Enabling scalable and reproducible scientific workflows using software containers. www.nextflow.io.

What is Nextflow?

Nextflow is a domain specific language (DSL) for workflow orchestration that stems from Groovy. It enables scalable and reproducible workflows using software containers. It was developed at the CRG in the Lab of Cedric Notredame by Paolo Di Tommaso. The Nextflow documentation is available here and you can ask help to the community using their gitter channel

../_images/nextf_groovy.png

In 2020, Nextflow has been upgraded from DSL1 version to DSL2. In this course we will use exclusively DSL2.

What is Nextflow for?

It is for making pipelines without caring about parallelization, dependencies, intermediate file names, data structures, handling exceptions, resuming executions, etc.

It was published in Nature Biotechnology in 2017.

../_images/NF_pub.png

There is a growing number of PubMed publications citing Nextflow.

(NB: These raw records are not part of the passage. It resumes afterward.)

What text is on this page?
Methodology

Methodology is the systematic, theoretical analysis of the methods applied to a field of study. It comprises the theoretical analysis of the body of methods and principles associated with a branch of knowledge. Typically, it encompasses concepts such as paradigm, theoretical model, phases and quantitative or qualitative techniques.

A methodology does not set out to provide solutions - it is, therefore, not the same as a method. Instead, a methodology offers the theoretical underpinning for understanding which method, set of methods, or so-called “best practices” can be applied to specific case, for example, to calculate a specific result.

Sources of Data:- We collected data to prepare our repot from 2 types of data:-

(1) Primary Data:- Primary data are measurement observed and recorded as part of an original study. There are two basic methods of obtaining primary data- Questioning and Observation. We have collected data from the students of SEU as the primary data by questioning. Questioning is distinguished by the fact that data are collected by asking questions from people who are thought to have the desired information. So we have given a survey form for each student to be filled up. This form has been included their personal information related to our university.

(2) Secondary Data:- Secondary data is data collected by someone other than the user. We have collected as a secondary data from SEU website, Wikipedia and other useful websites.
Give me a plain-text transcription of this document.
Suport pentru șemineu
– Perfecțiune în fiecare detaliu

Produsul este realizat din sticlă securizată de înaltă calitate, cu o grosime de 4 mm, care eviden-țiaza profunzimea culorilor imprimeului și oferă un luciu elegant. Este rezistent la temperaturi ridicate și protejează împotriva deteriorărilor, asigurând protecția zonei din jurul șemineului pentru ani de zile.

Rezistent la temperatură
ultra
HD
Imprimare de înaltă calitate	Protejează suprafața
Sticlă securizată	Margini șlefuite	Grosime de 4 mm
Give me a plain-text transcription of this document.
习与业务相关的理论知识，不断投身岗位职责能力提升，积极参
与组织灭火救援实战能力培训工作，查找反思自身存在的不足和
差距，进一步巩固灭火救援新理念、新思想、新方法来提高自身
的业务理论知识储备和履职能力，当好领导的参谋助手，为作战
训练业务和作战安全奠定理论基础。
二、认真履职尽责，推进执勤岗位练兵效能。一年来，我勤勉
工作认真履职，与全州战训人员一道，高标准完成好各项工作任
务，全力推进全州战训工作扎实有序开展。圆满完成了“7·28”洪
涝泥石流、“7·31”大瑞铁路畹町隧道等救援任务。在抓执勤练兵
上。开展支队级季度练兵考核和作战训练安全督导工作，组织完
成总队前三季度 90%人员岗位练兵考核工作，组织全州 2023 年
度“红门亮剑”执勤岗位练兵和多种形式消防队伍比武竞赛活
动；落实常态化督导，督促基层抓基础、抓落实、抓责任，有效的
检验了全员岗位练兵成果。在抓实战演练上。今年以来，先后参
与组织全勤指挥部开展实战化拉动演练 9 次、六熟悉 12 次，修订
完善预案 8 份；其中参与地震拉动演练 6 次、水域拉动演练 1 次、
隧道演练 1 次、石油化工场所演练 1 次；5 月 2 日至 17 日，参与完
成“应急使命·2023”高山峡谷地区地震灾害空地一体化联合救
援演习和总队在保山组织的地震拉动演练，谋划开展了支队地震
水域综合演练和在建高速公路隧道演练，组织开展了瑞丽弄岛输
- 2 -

../_images/NF_mentioning.png

Here you have a curated list of Nextflow pipelines and a collection of pipelines written collaboratively in the framework of the NF-core project.

Main advantages

Fast prototyping

You can quickly write a small pipeline that can be expanded incrementally. Each task is independent and can be easily added to other. You can reuse scripts without re-writing or adapting them.

Reproducibility

Nextflow supports Docker and Singularity containers technology. Their use will make the pipelines reproducible in any Unix environment. Nextflow is integrated with GitHub code sharing platform, so you can call directly a specific version of a pipeline from a repository, download and use it on-the-fly.

Portability

Nextflow can be executed on multiple platforms without modifiying the code. It supports several schedulers such as SGE, LSF, SLURM, PBS, HTCondor and cloud platforms like Kubernetes, Amazon AWS, Google Cloud.

../_images/executors.png

Scalability

Nextflow is based on the dataflow programming model which simplifies writing complex pipelines. The tool takes care of parallelizing the processes without additionally written code. The resulting applications are inherently parallel and can scale-up or scale-out transparently; there is no need to adapt them to a specific platform architecture.

Resumable, thanks to continuous checkpoints

All the intermediate results produced during the pipeline execution are automatically tracked. For each process a temporary folder is created and is cached (or not) once resuming an execution.

Workflow structure

The workflows can be represented as graphs where the nodes are the processes and the edges are the channels. The processes are blocks of code that can be executed - such as scripts or programs - while the channels are asynchronous queues able to connect processes among them via input / output.

../_images/wf_example.png

Processes are independent from each another and can be run in parallel, depending on the number of elements in a channel. In the previous example, processes A, B and C can be run in parallel and only when they ALL end the process D is triggered.

Installation

Note

You need at least the Java version 8 for the Nextflow installation.

Tip

You can check the version fo java by typing:

java -version

Then we can install Nextflow with:

curl -s https://get.nextflow.io | bash

This will create the nextflow executable that can be moved, for example, to /usr/local/bin.